Population (2015 census)
- • Total: 2,199
- PSGC: 101312066
- IRA: ₱ 3.158 million (2021)

= Violeta, Malaybalay =

Settlement in the Philippines

Violeta is a rural barangay in the Basakan District of Malaybalay, Bukidnon, Philippines. According to the 2015 census, it has a population of 2,199 people. It is bordered to the north by Linabo, to the east by Managok, to the south by Simaya, and to the west by Cabangahan and Aglayan, separated by the Sawaga River.

== Overview ==
It is mainly an agricultural community with rice, sugarcane, and corn as the principal products.

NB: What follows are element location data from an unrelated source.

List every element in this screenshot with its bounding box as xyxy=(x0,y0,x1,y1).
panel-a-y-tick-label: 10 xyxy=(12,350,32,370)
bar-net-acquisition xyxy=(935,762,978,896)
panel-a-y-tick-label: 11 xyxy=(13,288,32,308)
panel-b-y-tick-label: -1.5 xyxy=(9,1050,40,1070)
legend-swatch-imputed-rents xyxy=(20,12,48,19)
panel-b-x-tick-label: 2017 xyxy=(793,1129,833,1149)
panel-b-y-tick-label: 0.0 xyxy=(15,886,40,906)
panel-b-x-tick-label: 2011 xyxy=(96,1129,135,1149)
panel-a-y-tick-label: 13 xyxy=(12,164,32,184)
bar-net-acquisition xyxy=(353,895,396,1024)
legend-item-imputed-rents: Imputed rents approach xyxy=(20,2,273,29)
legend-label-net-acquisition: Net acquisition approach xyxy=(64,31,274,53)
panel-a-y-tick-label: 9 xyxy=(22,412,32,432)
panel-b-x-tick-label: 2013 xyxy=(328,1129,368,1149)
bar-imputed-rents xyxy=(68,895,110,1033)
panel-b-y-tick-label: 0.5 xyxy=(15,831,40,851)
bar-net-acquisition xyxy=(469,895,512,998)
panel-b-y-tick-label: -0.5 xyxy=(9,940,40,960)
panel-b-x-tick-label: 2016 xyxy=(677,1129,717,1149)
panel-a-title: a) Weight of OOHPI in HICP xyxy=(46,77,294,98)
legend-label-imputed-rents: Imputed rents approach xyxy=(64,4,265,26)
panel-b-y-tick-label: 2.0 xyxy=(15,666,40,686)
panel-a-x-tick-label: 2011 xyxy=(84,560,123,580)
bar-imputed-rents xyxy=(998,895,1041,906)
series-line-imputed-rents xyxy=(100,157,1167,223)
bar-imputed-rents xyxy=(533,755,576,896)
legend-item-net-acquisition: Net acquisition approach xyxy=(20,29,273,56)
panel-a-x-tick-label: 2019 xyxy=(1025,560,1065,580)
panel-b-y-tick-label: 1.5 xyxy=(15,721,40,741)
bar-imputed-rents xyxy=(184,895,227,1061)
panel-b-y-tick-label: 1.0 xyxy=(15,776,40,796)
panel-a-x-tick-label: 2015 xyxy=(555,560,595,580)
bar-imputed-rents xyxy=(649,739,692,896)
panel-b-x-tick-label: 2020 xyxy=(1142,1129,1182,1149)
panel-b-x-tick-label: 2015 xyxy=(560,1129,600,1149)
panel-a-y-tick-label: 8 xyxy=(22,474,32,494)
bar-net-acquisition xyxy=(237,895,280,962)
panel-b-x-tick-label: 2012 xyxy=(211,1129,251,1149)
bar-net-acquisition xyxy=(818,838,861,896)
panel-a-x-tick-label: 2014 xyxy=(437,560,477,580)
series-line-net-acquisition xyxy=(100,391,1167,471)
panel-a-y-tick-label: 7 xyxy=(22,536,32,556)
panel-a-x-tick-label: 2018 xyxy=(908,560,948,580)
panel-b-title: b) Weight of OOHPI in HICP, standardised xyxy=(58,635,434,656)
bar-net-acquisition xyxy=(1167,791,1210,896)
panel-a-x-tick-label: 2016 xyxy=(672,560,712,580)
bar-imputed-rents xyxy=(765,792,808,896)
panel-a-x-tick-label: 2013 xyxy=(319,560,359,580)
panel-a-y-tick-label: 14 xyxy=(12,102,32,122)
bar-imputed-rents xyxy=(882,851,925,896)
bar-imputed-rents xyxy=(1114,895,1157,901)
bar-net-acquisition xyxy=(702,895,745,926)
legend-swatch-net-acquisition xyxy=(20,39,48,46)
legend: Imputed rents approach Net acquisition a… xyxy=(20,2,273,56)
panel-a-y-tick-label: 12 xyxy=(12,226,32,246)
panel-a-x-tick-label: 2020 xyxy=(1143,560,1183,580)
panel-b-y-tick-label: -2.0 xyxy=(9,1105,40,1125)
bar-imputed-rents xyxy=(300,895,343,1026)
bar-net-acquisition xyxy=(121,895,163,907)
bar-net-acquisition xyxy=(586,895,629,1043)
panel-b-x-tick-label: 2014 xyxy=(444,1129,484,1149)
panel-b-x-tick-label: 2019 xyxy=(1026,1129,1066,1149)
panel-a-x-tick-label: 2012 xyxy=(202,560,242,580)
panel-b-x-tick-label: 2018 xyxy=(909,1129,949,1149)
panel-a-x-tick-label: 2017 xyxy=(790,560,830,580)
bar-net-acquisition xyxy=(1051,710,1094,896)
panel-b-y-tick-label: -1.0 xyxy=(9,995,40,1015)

It was a sitio of Linabo named Sawaga. Due to insufficient funding for its development, Tiburcio Ando, a resident of Sawaga and Linabo barangay treasurer, petitioned for its conversion into a regular barangay. On December 8, 1988, it was approved and the new barangay was renamed Violeta, in honor of Violeta Tabios Labaria, the lawmaker who sponsored its creation. The name "Sawaga" is still in use, such as in its only public school, Sawaga Elementary School. However, it has fallen into disfavor to avoid confusion with the Sawaga River.